Oh yeah big time. The best thing to do to get a feel for this is to load up a game that has vRAM estimates in the video memory (Doom Eternal, RE3, FarCry5, CoD:CW etc) and then change the individual visual settings up and down and check the difference in estimated vRAM usage. There's often a significant swing if you switch from everything max to everything min. This tells you something important, games do not have a fixed amount of vRAM usage, it varies a lot depending on the settings you use. We can speculate about future games and their higher vRAM usage but we have to be careful when we do that, a game in 4-5 years time we could put in all low/min settings and the vRAM usage would be smaller than games maxed out today. So what we really mean when we say future games will be higher is specifically in a like-for-like comparison, which might be something like the game maxed out in Ultra at 4k now, vs a game in 4 years also maxed out in Ultra 4k.

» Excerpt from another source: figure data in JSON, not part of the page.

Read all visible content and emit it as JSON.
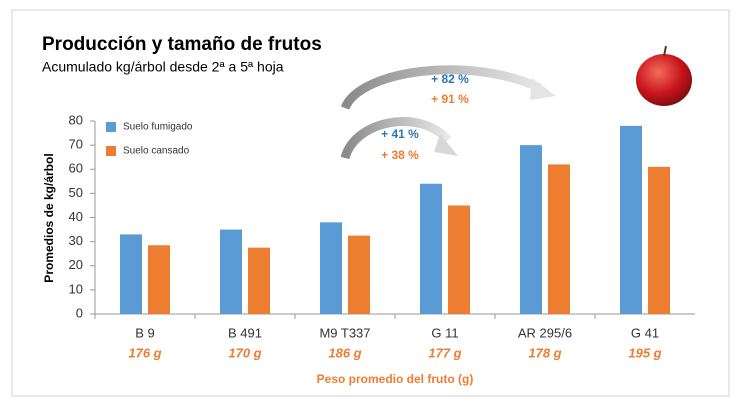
{
  "chart_data": {
    "type": "bar",
    "title": "Producción y tamaño de frutos",
    "subtitle": "Acumulado kg/árbol desde 2ª a 5ª hoja",
    "y_label": "Promedios de kg/árbol",
    "x_label": "Peso promedio del fruto (g)",
    "categories": [
      "B 9",
      "B 491",
      "M9 T337",
      "G 11",
      "AR 295/6",
      "G 41"
    ],
    "fruit_weights": [
      "176 g",
      "170 g",
      "186 g",
      "177 g",
      "178 g",
      "195 g"
    ],
    "series": [
      {
        "name": "Suelo fumigado",
        "color": "#5b9bd5",
        "values": [
          33,
          35,
          38,
          54,
          70,
          78
        ]
      },
      {
        "name": "Suelo cansado",
        "color": "#ed7d31",
        "values": [
          28.5,
          27.5,
          32.5,
          45,
          62,
          61
        ]
      }
    ],
    "annotations": [
      {
        "text": "+ 82 %",
        "color": "#2e75b6"
      },
      {
        "text": "+ 91 %",
        "color": "#ed7d31"
      },
      {
        "text": "+ 41 %",
        "color": "#2e75b6"
      },
      {
        "text": "+ 38 %",
        "color": "#ed7d31"
      }
    ],
    "ylim": [
      0,
      80
    ],
    "yticks": [
      0,
      10,
      20,
      30,
      40,
      50,
      60,
      70,
      80
    ],
    "grid": false,
    "legend": "upper left"
  }
}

My testing yesterday in CoD Cold War putting everything on min got me down to 2.7GB of estimated vRAM usage, although you cannot disable/uninstall the high res texture pack from the game menu you need to do it via battlenet or something daft, so I didn't bother with that. And then I maxed out the settings and it's about estimated 9GB of vRAM usage. The menu estimates aren't always that accurate but they'll give you a pretty close feel for it. Texture data is typically something like 1/3rd when everything is maxed.
Anyway newer games will put more demand on the GPU as we can see from the very latest games today you can't run in everything maxed out, not even with a 3090 which means you need to sacrifice some visual settings to get it playable, and when you do you free up vRAM.